Urolithin A did not significantly impact autophagy markers like LC3B-I, LC3B-II, and p62, or ROS levels.

Amyloid Beta Levels

Treatment with Urolithin A did not affect the levels of amyloid beta, a protein linked to Alzheimer's disease.

1. Mitochondrial Respiration and ATP Production: Urolithin A at 1 µM did not change respiration or ATP levels. At 10 µM, there was a decrease in MMP and ATP, suggesting high doses might be harmful. "When cells were treated with a 10-fold increased UA concentration (10 µM), MMP was significantly reduced and a similar trend was observed for the ATP concentration."
2. Mitochondrial Membrane Potential (MMP): MMP measures the health of mitochondrial membranes. Higher doses of Urolithin A reduced MMP, which could be toxic.
3. Autophagy Markers: Autophagy is how cells clean out damaged parts. Urolithin A did not significantly change autophagy markers like LC3B-I, LC3B-II, and p62. "LC3B-I, LC3B-II, and p62 levels were unchanged."
4. Gene Expression for Biogenesis: Urolithin A increased the expression of several genes related to mitochondrial biogenesis, like TFAM and NDUFV1, especially in Alzheimer's model cells. "Mitochondrial Transcription Factor A (TFAM) expression was specifically increased in SH-SY5Y-APP695."

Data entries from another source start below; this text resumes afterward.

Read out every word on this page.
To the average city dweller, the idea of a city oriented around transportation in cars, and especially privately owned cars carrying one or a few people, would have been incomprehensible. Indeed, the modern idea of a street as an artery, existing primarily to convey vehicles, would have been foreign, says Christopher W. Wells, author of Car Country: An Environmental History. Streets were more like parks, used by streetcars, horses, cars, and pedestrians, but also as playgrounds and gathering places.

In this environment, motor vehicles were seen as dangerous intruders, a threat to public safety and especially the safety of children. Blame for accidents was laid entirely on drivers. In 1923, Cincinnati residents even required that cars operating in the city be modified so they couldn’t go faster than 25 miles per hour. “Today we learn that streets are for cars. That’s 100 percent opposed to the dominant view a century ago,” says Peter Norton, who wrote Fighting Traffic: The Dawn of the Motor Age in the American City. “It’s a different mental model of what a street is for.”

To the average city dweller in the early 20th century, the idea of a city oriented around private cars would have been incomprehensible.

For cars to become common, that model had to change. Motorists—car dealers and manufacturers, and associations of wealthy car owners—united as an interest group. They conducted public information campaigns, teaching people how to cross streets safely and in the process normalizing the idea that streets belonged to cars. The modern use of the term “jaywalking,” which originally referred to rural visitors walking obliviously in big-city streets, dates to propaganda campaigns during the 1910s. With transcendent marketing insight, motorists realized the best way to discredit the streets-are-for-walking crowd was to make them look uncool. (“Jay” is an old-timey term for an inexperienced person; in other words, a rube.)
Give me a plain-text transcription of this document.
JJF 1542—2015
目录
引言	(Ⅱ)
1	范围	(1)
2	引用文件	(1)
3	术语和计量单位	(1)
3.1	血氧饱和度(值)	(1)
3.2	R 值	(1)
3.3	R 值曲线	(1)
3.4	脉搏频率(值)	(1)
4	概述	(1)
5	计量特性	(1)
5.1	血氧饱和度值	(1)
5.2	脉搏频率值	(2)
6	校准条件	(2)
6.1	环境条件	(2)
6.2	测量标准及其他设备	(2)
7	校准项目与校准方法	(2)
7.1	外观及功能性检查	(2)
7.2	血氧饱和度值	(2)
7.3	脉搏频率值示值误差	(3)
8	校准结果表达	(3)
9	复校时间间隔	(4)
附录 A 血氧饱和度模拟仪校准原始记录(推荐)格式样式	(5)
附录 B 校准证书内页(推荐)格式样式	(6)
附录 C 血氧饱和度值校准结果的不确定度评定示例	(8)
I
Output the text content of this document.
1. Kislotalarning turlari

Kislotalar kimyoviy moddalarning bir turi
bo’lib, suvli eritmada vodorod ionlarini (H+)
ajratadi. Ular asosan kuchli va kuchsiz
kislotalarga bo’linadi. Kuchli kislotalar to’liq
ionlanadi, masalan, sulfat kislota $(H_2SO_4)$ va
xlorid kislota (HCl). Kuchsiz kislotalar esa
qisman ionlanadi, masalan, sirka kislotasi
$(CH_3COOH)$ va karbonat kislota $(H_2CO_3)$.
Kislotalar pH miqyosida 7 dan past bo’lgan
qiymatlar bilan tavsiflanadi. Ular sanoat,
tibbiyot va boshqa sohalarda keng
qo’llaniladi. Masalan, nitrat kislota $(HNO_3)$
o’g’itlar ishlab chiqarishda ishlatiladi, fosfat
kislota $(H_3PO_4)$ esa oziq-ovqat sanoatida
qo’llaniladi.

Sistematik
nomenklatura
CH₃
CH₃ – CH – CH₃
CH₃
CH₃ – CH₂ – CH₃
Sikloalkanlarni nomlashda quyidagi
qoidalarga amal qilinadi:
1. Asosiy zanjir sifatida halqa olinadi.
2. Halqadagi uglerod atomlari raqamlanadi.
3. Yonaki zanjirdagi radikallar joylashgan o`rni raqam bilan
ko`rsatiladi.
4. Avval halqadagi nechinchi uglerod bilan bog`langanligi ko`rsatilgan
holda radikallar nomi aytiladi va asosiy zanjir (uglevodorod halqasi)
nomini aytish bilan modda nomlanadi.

The study explains how Urolithin A could help treat Alzheimer's disease.

• Potential Benefits: Urolithin A may help keep mitochondria healthy and support new mitochondria production. "Data suggests that biogenesis might be facilitated by estrogen-related receptor (ESRR) genes."
• Need for Further Research: More studies are needed to fully understand its effects and potential as a treatment option.
• Therapeutic Potential: While Urolithin A shows promise in gene expression related to mitochondrial health, its direct impact on Alzheimer's' symptoms needs more study. "UA shows no effect on autophagy in SH-SY5Y-APP695 cells and its effect on mitochondrial function is limited."

Urolithin A supports mitochondrial health by changing gene expression related to mitochondrial biogenesis. Its effects on mitochondrial function in Alzheimer's cells are complex and depend on the dose.

More research is needed to see if it can be a treatment for neurodegenerative diseases like Alzheimer's. "Data suggests that UA treatment induces hormetic effects as it induces transcription of several genes related to mitochondrial biogenesis."